Il Gran Premio del Brasile del 1992, svoltosi il 5 aprile a Interlagos, mise in luce in modo vivido le dure realtà e le profonde disparità della Formula 1. Mentre la Williams dominava la scena con la sua FW14B tecnologicamente avanzata, assicurandosi una comoda doppietta guidata da Nigel Mansell, il paddock presentava una scena caotica di fortune estremamente contrastanti.
La McLaren arrivò con un numero senza precedenti di sei vetture – tre nuove MP4/7A e tre più vecchie MP4/6B – una misura disperata dovuta all’inaffidabilità della MP4/7A, messa in servizio frettolosamente nonostante problemi di gioventù irrisolti. Questa scommessa si rivelò disastrosa. Il motore Honda V12 di Ayrton Senna soffrì di accensioni intermittenti, costringendolo al ritiro al 18° giro. Gerhard Berger non se la cavò meglio; un guasto elettronico al cambio sulla sua vettura principale durante il giro di riscaldamento lo costrinse a passare a un telaio più vecchio, che poi si surriscaldò dopo soli quattro giri. Per una squadra abituata alle vittorie al debutto, questo fu un punto minimo significativo e imbarazzante.
Nel frattempo, il weekend del pilota britannico Perry McCarthy con l’Andrea Moda degenerò in una farsa burocratica. Dopo aver ottenuto la sua superlicenza con grande sforzo personale e considerevoli sacrifici finanziari, gli fu revocata dalla FIA per un cavillo tecnico a seguito del mancato ottenimento di un tempo valido nelle pre-qualifiche. Le difficoltà dell’Andrea Moda, del resto, erano immense: la squadra era stata precedentemente esclusa per tasse non pagate, schierava vetture incomplete ed era gestita da un proprietario, Andrea Sassetti, un designer di scarpe italiano senza alcuna esperienza nelle corse. McCarthy descrisse celebremente gli asset della squadra come “un paio di vecchi telai Coloni, un motore arrugginito, un transporter che sembrava un camion per la carne vuoto e un paio di chiavi inglesi”. Il mandato di Sassetti si concluse con il suo arresto nel paddock in Belgio per presunte fatture di ricambi auto falsificate, portando all’espulsione della squadra dalla F1.

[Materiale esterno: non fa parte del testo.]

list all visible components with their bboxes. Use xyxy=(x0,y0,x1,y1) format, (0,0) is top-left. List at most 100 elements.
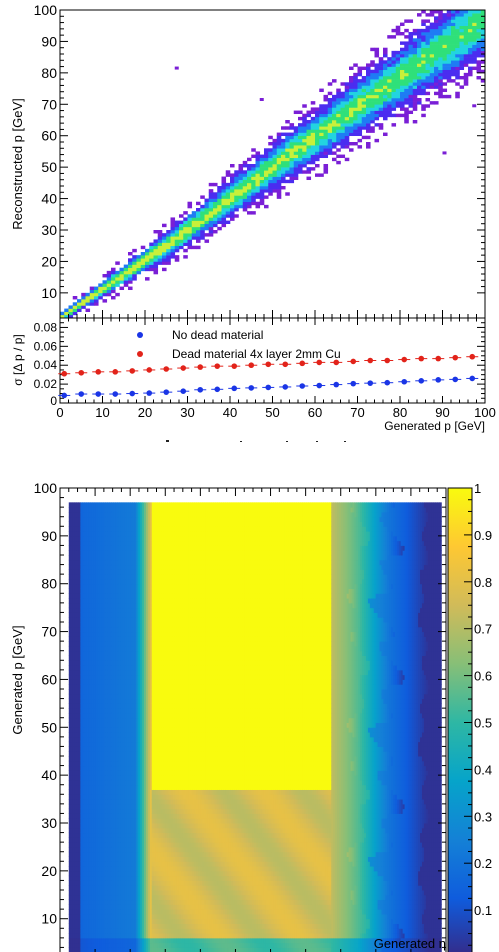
heatmap-cell xyxy=(408,88,414,93)
efficiency-cell xyxy=(91,856,95,862)
heatmap-cell xyxy=(349,76,354,80)
efficiency-cell xyxy=(111,837,114,843)
heatmap-cell xyxy=(213,211,218,215)
efficiency-cell xyxy=(84,827,87,834)
efficiency-cell xyxy=(74,784,77,790)
heatmap-cell xyxy=(255,151,261,155)
efficiency-cell xyxy=(88,516,91,522)
heatmap-cell xyxy=(145,258,150,262)
heatmap-cell xyxy=(400,104,405,108)
efficiency-cell xyxy=(72,593,76,599)
heatmap-cell xyxy=(421,57,426,61)
heatmap-cell xyxy=(298,129,303,133)
efficiency-cell xyxy=(78,660,81,666)
efficiency-cell xyxy=(118,756,122,762)
efficiency-cell xyxy=(68,789,72,795)
efficiency-cell xyxy=(99,511,103,518)
efficiency-cell xyxy=(90,507,93,513)
efficiency-cell xyxy=(109,583,112,589)
efficiency-cell xyxy=(72,947,76,952)
heatmap-cell xyxy=(242,198,248,203)
heatmap-cell xyxy=(187,214,193,218)
heatmap-cell xyxy=(162,248,167,253)
efficiency-cell xyxy=(120,550,124,556)
efficiency-cell xyxy=(82,794,85,800)
heatmap-cell xyxy=(417,47,422,52)
heatmap-cell xyxy=(238,186,244,190)
efficiency-cell xyxy=(95,756,99,762)
heatmap-cell xyxy=(374,82,380,86)
efficiency-cell xyxy=(95,861,99,867)
heatmap-cell xyxy=(276,135,282,140)
efficiency-cell xyxy=(91,880,95,886)
efficiency-cell xyxy=(99,703,103,709)
heatmap-cell xyxy=(374,101,380,105)
efficiency-cell xyxy=(111,636,114,642)
efficiency-cell xyxy=(97,631,101,637)
efficiency-cell xyxy=(76,928,79,934)
efficiency-cell xyxy=(95,617,99,623)
efficiency-cell xyxy=(76,818,79,824)
heatmap-cell xyxy=(463,72,469,77)
efficiency-cell xyxy=(126,593,130,599)
efficiency-cell xyxy=(78,775,81,781)
efficiency-cell xyxy=(70,923,74,929)
efficiency-cell xyxy=(101,827,105,834)
efficiency-cell xyxy=(90,928,93,934)
efficiency-cell xyxy=(107,827,110,834)
efficiency-cell xyxy=(72,665,76,671)
efficiency-cell xyxy=(84,612,87,618)
heatmap-cell xyxy=(446,10,452,14)
efficiency-cell xyxy=(107,808,110,814)
efficiency-cell xyxy=(103,631,106,637)
efficiency-cell xyxy=(107,612,110,618)
heatmap-cell xyxy=(442,47,448,52)
heatmap-cell xyxy=(383,72,388,77)
efficiency-cell xyxy=(82,937,85,944)
heatmap-cell xyxy=(476,60,482,64)
heatmap-cell xyxy=(285,157,290,162)
efficiency-cell xyxy=(93,602,97,609)
heatmap-cell xyxy=(361,79,367,83)
heatmap-cell xyxy=(408,69,414,74)
heatmap-cell xyxy=(268,192,273,196)
efficiency-cell xyxy=(72,574,76,580)
heatmap-cell xyxy=(85,308,91,313)
efficiency-cell xyxy=(101,631,105,637)
heatmap-cell xyxy=(196,220,201,225)
heatmap-cell xyxy=(366,145,371,149)
efficiency-cell xyxy=(68,808,72,814)
efficiency-cell xyxy=(111,947,114,952)
heatmap-cell xyxy=(383,94,388,99)
efficiency-cell xyxy=(126,894,130,901)
efficiency-cell xyxy=(93,612,97,618)
heatmap-cell xyxy=(293,132,299,137)
efficiency-cell xyxy=(93,904,97,910)
heatmap-cell xyxy=(251,195,256,199)
efficiency-cell xyxy=(97,894,101,901)
efficiency-cell xyxy=(95,770,99,776)
efficiency-cell xyxy=(76,851,79,857)
heatmap-cell xyxy=(408,79,414,83)
efficiency-cell xyxy=(126,684,130,690)
efficiency-cell xyxy=(97,947,101,952)
heatmap-cell xyxy=(421,50,426,55)
efficiency-cell xyxy=(72,861,76,867)
efficiency-cell xyxy=(115,660,118,666)
efficiency-cell xyxy=(68,521,72,527)
efficiency-cell xyxy=(126,909,130,915)
heatmap-cell xyxy=(285,145,290,149)
efficiency-cell xyxy=(117,856,120,862)
heatmap-cell xyxy=(429,76,435,80)
efficiency-cell xyxy=(118,832,122,838)
heatmap-cell xyxy=(438,72,443,77)
efficiency-cell xyxy=(80,535,83,542)
efficiency-cell xyxy=(109,732,112,738)
efficiency-cell xyxy=(118,937,122,944)
efficiency-cell xyxy=(126,818,130,824)
heatmap-cell xyxy=(302,151,307,155)
heatmap-cell xyxy=(374,91,380,96)
heatmap-cell xyxy=(204,217,210,221)
efficiency-cell xyxy=(109,870,112,877)
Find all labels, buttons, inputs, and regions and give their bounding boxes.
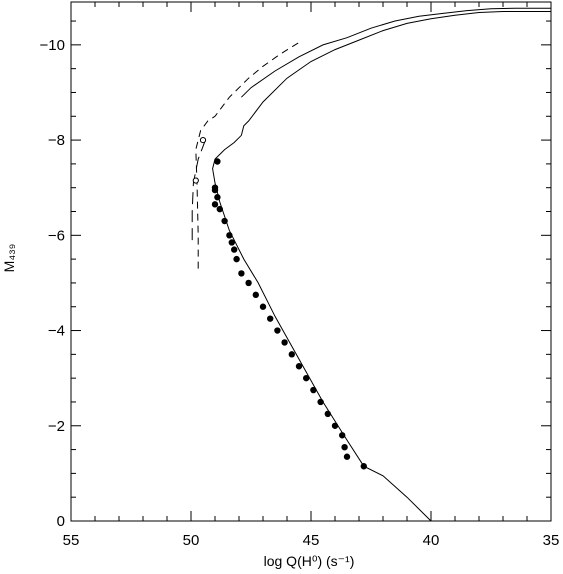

Anche Giovanna Amati affrontò un incubo nel garage Brabham. I suoi tempi in pre-qualifica e qualifica furono significativamente al di sotto del ritmo dei suoi rivali, risultando nel suo terzo fallimento consecutivo a qualificarsi. La Brabham rescisse prontamente il suo contratto subito dopo il Brasile, sostituendola con Damon Hill per la gara successiva. Questo segnò l’ultimo tentativo di Amati di qualificarsi per un Gran Premio di F1, rendendola la pilota donna più recente a partecipare a un weekend di Gran Premio – una distinzione che detiene ancora oltre tre decenni dopo.
In mezzo a questo diffuso caos e delusione per molti, la Williams portò a termine il suo compito di vincere senza intoppi. Mansell convertì la pole position in una vittoria schiacciante, distaccando il compagno di squadra Patrese di oltre 29 secondi. Entrambi i piloti Williams doppiarono l’intero campo ad eccezione di Michael Schumacher, terzo sulla Benetton-Ford. La FW14B, con le sue sospensioni attive, il controllo di trazione e il cambio semiautomatico, dimostrò una superiorità tecnologica tale da permetterle di guadagnare circa due secondi al giro sui rivali nelle fasi iniziali della gara. Il Gran Premio del Brasile del 1992 fu una brutale e chiara dimostrazione della meritocrazia della Formula 1: la Williams trionfò con l’innovazione e un’esecuzione impeccabile, la scommessa della McLaren fallì miseramente, l’Andrea Moda riuscì a malapena a mettere in pista due vetture funzionanti e il sogno di F1 di Amati si concluse.